Anticipatory Government sebagai jalan keluar, Salah satu tawaran penting yang disampaikan Prof. Nurliah adalah perlunya menggeser pendekatan pemerintahan dari reactive government menuju anticipatory government. Pemerintah, kata dia, tidak seharusnya baru melakukan intervensi setelah pemerintah daerah mengalami krisis fiskal, program pelayanan publik terhenti, atau masyarakat menyampaikan keluhan. Dengan digitalisasi pemerintahan, pemerintah pusat sebenarnya dapat membangun sistem pemantauan fiskal dan program secara real time.
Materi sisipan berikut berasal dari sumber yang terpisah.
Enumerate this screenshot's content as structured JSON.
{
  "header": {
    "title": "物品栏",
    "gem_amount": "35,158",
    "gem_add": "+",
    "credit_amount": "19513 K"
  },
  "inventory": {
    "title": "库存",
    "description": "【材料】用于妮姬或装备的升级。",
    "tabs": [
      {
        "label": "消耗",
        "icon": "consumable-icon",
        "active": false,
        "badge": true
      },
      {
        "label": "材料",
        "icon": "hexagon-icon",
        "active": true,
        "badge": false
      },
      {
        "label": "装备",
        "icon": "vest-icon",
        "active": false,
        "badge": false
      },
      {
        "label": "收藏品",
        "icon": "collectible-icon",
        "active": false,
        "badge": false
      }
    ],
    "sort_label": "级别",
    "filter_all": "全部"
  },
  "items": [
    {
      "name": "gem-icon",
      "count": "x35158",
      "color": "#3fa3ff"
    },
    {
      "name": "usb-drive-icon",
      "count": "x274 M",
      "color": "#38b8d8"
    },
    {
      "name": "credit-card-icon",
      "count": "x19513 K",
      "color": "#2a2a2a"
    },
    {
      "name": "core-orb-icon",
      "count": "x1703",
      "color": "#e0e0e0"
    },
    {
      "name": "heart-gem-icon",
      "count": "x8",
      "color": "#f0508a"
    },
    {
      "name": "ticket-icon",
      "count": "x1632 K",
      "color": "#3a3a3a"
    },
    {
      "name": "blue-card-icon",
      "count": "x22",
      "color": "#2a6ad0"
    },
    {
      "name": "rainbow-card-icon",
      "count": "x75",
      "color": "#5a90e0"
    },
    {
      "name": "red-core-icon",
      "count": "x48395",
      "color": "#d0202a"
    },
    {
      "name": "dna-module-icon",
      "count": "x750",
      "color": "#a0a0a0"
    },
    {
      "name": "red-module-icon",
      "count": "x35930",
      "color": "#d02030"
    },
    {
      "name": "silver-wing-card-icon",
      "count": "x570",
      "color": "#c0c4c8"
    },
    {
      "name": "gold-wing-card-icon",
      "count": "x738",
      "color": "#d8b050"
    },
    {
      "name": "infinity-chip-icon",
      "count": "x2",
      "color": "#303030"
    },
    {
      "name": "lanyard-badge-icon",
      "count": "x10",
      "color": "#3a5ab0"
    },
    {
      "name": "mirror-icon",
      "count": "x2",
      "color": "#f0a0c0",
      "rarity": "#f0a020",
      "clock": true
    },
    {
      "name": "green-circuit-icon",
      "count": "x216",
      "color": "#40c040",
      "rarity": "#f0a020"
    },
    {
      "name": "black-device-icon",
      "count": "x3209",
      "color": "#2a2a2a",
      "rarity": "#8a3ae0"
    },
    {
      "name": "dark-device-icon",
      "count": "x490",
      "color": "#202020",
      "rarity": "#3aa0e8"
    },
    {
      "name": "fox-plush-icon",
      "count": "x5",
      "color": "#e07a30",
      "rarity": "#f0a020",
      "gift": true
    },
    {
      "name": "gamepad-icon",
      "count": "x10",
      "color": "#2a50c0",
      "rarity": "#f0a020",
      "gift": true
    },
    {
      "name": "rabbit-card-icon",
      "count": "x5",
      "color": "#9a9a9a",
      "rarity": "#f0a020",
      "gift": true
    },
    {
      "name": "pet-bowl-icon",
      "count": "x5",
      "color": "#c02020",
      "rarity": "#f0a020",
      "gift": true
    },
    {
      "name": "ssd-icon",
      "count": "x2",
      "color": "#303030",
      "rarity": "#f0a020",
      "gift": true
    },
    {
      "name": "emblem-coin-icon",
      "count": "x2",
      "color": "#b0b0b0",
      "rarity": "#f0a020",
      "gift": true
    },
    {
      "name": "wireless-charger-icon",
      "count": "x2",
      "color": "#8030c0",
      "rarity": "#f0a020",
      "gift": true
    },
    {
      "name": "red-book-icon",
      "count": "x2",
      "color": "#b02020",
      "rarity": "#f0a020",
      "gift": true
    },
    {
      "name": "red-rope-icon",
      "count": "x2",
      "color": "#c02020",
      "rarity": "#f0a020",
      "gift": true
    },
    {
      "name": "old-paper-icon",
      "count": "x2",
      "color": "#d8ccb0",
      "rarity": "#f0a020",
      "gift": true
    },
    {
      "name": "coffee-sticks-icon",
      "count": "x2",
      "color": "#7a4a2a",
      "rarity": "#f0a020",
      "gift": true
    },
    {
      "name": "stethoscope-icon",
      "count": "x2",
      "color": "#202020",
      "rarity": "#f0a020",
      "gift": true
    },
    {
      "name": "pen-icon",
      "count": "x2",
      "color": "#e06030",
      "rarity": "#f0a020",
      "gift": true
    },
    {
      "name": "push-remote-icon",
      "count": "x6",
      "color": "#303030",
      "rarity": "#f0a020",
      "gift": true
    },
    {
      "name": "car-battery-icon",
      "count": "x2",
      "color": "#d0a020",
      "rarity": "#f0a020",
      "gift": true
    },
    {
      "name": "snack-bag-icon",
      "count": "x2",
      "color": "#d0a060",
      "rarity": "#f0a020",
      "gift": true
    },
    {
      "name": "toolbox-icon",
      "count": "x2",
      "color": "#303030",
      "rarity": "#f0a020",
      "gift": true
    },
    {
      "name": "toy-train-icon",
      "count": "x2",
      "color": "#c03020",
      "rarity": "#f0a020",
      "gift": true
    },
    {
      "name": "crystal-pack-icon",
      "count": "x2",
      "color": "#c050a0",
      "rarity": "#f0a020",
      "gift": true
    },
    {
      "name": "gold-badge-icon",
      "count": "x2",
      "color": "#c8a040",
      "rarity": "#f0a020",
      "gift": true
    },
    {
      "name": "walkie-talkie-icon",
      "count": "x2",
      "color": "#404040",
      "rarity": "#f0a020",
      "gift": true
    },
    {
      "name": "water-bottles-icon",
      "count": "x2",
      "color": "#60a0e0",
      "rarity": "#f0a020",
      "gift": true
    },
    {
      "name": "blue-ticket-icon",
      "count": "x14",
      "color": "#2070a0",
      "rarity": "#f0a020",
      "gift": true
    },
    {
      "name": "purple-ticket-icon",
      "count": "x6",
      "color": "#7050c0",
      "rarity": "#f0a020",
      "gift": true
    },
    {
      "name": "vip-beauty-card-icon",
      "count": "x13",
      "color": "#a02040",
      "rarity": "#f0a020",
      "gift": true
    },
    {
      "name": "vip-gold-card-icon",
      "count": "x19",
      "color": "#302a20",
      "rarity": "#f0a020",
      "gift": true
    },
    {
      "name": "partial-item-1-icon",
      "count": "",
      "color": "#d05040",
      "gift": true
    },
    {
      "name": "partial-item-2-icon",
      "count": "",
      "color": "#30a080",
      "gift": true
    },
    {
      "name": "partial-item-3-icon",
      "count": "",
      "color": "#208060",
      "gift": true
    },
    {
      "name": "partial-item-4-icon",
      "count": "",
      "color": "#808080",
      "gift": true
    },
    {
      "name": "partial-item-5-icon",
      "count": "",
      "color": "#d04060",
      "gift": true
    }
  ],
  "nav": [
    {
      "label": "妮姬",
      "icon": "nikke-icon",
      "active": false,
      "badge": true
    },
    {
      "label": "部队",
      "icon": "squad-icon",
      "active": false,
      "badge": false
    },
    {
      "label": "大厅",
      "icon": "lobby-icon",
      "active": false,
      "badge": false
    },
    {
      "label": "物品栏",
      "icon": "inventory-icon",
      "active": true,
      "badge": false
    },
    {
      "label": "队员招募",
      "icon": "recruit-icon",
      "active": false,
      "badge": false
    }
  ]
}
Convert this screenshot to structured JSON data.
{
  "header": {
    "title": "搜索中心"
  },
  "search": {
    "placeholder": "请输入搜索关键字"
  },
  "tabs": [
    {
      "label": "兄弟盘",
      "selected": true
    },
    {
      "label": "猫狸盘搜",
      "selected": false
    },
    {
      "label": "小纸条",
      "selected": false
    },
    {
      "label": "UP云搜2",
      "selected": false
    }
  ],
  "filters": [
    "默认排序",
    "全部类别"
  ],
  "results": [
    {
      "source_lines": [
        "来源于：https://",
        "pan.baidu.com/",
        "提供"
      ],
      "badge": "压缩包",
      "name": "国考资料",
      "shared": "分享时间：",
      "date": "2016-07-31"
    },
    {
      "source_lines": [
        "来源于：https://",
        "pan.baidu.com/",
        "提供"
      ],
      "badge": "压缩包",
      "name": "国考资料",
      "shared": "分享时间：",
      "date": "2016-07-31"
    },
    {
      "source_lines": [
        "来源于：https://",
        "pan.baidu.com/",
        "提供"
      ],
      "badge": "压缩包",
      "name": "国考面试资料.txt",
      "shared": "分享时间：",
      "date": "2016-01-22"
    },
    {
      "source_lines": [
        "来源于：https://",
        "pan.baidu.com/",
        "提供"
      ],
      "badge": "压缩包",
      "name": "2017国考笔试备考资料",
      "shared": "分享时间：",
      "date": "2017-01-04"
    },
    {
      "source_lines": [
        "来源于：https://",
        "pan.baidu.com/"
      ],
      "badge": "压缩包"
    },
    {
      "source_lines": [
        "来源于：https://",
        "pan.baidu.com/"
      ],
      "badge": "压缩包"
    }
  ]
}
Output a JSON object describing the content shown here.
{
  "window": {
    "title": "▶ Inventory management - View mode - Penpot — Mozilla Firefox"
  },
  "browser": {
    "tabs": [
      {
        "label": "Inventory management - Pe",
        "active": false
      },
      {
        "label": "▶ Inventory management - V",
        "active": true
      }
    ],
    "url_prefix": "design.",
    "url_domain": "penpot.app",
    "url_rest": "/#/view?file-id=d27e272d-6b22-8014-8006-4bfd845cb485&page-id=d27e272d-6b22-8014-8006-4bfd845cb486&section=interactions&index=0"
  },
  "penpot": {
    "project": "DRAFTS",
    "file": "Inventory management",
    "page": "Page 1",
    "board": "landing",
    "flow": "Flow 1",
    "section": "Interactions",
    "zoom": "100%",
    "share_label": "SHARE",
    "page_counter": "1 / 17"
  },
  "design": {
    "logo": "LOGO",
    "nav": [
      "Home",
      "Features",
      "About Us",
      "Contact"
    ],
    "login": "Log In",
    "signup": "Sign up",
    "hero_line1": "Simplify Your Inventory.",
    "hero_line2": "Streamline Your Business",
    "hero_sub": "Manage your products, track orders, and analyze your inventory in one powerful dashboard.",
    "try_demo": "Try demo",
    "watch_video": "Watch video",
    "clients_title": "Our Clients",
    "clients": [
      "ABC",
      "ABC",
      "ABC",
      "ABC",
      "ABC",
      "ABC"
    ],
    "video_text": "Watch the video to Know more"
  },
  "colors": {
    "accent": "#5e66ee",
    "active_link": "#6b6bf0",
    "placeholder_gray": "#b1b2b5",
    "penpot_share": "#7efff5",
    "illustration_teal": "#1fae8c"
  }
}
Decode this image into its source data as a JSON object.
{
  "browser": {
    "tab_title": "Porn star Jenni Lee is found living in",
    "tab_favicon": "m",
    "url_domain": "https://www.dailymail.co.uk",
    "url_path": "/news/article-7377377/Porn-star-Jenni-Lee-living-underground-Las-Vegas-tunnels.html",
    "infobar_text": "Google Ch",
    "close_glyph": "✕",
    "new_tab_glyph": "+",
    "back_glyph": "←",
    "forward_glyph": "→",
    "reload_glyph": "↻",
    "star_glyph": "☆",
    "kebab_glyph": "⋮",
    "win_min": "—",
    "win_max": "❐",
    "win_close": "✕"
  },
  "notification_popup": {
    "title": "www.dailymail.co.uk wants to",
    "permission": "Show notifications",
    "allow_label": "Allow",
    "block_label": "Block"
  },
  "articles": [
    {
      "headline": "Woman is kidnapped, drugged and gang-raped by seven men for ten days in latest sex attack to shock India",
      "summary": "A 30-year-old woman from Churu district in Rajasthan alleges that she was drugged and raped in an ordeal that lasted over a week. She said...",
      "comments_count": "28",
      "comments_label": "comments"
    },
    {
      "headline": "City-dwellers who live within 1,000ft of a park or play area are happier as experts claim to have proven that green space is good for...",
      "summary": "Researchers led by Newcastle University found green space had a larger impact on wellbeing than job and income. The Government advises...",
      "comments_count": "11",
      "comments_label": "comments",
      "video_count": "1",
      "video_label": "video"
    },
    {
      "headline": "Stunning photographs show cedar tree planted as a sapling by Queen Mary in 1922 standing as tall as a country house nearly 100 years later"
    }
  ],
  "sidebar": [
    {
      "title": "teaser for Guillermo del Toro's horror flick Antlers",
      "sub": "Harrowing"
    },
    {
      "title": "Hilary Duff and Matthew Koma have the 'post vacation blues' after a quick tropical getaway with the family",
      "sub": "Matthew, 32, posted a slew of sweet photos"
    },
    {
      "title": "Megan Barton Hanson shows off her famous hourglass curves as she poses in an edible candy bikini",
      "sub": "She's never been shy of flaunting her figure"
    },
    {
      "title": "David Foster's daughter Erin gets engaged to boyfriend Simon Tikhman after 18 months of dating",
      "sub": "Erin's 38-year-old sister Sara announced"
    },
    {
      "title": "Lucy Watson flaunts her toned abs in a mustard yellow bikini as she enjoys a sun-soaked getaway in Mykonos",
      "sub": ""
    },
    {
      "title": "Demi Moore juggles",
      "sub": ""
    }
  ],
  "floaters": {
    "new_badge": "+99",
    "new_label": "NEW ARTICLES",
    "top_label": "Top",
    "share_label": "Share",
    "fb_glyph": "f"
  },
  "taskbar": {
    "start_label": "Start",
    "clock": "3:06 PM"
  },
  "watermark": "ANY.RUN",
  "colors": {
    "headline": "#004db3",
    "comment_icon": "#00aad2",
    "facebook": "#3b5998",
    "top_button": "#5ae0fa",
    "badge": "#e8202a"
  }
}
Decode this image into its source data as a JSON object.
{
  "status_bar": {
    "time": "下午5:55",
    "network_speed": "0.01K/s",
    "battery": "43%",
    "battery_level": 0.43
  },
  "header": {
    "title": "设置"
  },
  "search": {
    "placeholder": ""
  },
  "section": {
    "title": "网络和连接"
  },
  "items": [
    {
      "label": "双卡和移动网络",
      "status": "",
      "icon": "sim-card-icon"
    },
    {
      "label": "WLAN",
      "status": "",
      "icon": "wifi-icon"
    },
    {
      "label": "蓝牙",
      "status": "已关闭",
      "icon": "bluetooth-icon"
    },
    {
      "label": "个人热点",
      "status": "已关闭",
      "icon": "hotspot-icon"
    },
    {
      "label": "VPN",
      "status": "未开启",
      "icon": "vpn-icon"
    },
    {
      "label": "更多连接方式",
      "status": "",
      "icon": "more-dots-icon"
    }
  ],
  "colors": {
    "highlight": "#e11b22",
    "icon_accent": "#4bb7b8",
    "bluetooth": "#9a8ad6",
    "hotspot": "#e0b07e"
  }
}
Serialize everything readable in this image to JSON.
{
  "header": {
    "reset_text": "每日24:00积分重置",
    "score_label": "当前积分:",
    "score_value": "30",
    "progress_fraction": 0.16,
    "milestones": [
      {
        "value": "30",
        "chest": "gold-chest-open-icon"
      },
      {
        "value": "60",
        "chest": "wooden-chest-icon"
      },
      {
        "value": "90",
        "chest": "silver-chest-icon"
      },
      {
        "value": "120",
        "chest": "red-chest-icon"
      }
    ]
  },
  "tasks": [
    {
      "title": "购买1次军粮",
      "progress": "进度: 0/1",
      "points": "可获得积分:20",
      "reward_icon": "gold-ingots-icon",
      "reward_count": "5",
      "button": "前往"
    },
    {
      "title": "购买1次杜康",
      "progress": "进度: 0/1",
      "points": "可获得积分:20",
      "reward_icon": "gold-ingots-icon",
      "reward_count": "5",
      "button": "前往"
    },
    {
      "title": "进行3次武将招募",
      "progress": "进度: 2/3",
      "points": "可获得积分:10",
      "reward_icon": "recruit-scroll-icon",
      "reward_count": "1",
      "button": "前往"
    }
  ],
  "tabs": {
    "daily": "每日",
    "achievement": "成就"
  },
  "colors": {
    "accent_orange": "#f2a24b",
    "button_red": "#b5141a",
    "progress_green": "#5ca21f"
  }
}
Melalui sistem tersebut, pemerintah dapat mengetahui lebih dini daerah yang mengalami tekanan fiskal, penurunan kapasitas pelayanan, keterlambatan pembangunan, atau persoalan implementasi program nasional. “Pusat harus dapat melihat lebih cepat, bukan mengendalikan lebih banyak,” ujar Prof. Nurliah. Menurutnya, prinsip tersebut dapat menjadi dasar hubungan baru pusat-daerah: pusat kuat secara strategis, daerah kuat dalam pelayanan dan pembangunan lokal.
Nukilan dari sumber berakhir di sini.